KernelMode.info

EP_X0FF wrote: Unfortunatelly in the patetic attempt to stop VirtualBox exploitation attempts Oracle have made a decision to create a some kind of "patchguard" for VBox, known as "Hardened VirtualBox". See http://www.kernelmode.info/forum/viewto ... 1&start=50 for more details.

Hm what were these exploits and why oracle took them so seriously? Were they used to escape from VM? That's almost only very serious thing I can imagine...

h00key wrote:

EP_X0FF wrote: Unfortunatelly in the patetic attempt to stop VirtualBox exploitation attempts Oracle have made a decision to create a some kind of "patchguard" for VBox, known as "Hardened VirtualBox". See http://www.kernelmode.info/forum/viewto ... 1&start=50 for more details.

Hm what were these exploits and why oracle took them so seriously? Were they used to escape from VM? That's almost only very serious thing I can imagine...

http://www.kernelmode.info/forum/viewto ... =10#p22352

h00key wrote:

EP_X0FF wrote: Unfortunatelly in the patetic attempt to stop VirtualBox exploitation attempts Oracle have made a decision to create a some kind of "patchguard" for VBox, known as "Hardened VirtualBox". See http://www.kernelmode.info/forum/viewto ... 1&start=50 for more details.

Hm what were these exploits and why oracle took them so seriously? Were they used to escape from VM? That's almost only very serious thing I can imagine...

It is Oracle butthurt after their 3d acceleration multiple fuckups and other new exploit. It wasn't published only reported to Oracle, (based on linked in the above post Turla exploit) and it was using latest at that time VBoxDrv to write to the arbitrary kernel memory addresses.

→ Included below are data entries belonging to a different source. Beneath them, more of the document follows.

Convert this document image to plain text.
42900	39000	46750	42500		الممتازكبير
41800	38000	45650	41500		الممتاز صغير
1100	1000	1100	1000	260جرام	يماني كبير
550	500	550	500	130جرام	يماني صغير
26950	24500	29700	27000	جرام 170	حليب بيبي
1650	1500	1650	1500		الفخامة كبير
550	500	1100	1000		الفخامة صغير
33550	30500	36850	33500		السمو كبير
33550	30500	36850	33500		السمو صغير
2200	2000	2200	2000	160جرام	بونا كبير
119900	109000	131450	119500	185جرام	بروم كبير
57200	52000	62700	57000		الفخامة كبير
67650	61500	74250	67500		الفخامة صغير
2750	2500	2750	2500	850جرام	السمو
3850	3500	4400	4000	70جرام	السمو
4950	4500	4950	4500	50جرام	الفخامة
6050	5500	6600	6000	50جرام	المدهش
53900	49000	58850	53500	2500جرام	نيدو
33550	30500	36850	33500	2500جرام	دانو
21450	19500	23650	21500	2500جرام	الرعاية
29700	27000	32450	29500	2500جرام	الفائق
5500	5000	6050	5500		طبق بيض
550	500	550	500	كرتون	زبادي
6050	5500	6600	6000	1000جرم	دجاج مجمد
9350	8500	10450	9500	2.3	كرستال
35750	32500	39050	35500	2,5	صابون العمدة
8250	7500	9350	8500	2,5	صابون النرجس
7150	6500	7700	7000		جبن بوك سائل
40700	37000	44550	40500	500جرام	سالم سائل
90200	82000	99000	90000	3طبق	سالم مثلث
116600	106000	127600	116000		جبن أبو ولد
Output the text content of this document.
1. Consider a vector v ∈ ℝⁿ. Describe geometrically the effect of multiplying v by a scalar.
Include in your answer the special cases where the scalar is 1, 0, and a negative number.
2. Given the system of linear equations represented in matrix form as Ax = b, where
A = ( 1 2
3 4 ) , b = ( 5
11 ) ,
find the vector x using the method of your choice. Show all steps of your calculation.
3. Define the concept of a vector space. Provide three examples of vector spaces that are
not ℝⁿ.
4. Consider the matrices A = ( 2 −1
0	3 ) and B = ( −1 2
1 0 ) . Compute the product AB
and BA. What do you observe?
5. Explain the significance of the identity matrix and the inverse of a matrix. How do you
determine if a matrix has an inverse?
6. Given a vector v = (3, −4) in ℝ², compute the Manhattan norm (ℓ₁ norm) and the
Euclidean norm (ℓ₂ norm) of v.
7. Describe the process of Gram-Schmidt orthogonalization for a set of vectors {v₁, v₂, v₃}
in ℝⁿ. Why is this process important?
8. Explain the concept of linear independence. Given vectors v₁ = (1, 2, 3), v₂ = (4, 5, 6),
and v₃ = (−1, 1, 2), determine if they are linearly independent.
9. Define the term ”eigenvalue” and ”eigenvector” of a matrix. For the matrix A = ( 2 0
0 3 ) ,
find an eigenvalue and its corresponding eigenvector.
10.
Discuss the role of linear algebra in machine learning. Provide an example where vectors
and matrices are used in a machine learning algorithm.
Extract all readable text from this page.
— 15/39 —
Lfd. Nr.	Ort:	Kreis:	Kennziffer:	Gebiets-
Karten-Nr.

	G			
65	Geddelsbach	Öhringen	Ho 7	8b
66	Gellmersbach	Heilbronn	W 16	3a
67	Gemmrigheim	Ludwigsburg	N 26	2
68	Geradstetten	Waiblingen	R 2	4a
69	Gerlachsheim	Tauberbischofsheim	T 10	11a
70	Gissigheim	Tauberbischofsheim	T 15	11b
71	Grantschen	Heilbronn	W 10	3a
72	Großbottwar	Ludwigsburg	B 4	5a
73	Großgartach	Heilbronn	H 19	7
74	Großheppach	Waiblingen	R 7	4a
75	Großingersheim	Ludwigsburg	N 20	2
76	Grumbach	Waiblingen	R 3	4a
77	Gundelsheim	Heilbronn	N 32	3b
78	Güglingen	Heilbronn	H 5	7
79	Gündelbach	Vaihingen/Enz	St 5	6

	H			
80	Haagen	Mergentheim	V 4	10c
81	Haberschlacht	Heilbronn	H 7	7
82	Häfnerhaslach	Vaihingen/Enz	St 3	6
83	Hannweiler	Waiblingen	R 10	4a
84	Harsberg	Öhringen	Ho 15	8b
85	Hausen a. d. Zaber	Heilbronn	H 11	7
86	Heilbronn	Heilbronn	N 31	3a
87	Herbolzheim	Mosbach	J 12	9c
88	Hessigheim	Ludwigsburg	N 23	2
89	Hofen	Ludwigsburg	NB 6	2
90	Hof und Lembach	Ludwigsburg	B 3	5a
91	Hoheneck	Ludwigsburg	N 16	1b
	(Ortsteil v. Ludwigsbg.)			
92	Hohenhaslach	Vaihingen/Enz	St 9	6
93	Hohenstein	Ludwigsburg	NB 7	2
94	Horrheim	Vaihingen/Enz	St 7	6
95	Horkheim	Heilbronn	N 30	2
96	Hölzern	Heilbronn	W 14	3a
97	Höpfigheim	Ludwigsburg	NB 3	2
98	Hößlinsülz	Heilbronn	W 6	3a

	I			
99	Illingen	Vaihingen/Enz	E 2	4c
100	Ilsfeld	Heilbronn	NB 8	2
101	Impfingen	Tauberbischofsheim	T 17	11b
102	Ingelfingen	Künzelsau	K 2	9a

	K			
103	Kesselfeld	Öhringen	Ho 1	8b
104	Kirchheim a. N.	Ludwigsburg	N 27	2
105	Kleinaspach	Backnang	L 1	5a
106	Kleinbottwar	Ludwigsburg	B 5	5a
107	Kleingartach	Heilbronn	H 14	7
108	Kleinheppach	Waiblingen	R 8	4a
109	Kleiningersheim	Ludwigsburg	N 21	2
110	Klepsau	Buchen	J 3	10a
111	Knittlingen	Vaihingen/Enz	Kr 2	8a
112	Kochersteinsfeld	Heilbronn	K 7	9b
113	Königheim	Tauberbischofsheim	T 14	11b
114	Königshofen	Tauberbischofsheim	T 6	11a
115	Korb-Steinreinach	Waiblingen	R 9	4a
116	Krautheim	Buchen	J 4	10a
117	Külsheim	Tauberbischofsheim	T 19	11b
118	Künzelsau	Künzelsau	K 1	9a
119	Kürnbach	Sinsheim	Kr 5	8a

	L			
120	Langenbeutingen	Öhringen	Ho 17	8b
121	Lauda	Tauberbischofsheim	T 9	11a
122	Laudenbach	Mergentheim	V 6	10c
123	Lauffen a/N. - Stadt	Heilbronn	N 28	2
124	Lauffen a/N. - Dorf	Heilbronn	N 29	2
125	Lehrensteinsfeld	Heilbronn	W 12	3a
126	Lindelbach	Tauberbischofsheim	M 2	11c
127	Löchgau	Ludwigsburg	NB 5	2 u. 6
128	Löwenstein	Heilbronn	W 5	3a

Ahh, so VBox driver was used as an infection "assist module". Well I understand their concerns but can't really say if that's the correct way to prevent exploitation.

Update to 4.3.22.

Important note - due to moronic stealth "security" updates from Oracle the following additional installation steps now required:

1) After you install this new VirtualBox, goto registry-> HKEY_LOCAL_MACHINE\SYSTEM\CurrentControlSet\services\VBoxDrv, change Start from 1 (System) to 3 (Load On Demand).
2) Reboot Windows
3) Run loader.exe
4) Only after this you can start Virtualbox itself.

New table can be found in src->tables.h, it is already embedded in loader.

Hello,

Thanks for this piece of work! However, I'm having a little trouble starting up the VM...

I think I've followed every step in the 1st post: Uninstalled old version of VBox (.14) and rebooted, installed new version (.22) without networking, changed VBoxDrv registry entry and rebooted again, downloaded VBox_4.3.22.rar, extracted and ran install.cmd, confirmed the driver was loaded and working (DbgView showed debug string and XueTr showed it loaded), started VBox, created the VM and configured it as described, closed VBox, customized the batch script and ran, no error message displayed, started VBox again, tried to start up the VM - failed with the following message:

The virtual machine 'Windows XP' has terminated unexpectedly during startup with exit code -1073741819 (0xc0000005). More details may be available in 'K:\VirtualBox VMs\Windows XP\Logs\VBoxStartup.log'.

The log file is attached, if you need.

Hello,

does it works without patch? Log indicates their hardened crap failure.

EP_X0FF wrote:Hello,

does it works without patch? Log indicates their hardened crap failure.

It seems there's nothing to do with the patch - it doesn't work even after I did a fresh install of VBox and created a new VM without patch. The error message is the same as before.

So it's a problem with my own machine, not the patch. Sorry for bringing this up.

But now I can't use VBox even if I did NOTHING wrong. Damn Oracle.

Well uninstalling AV's/Firewalls/any hooking/injecting anything software could help. In theory.

The only software on my machine that could possibly install hooks are Sandboxie, TrueCrypt, and VirtualBox. Not sure if previously uninstalled software left something behind that could cause this.

Guess I should just go to their forum and complain. Thanks for your help!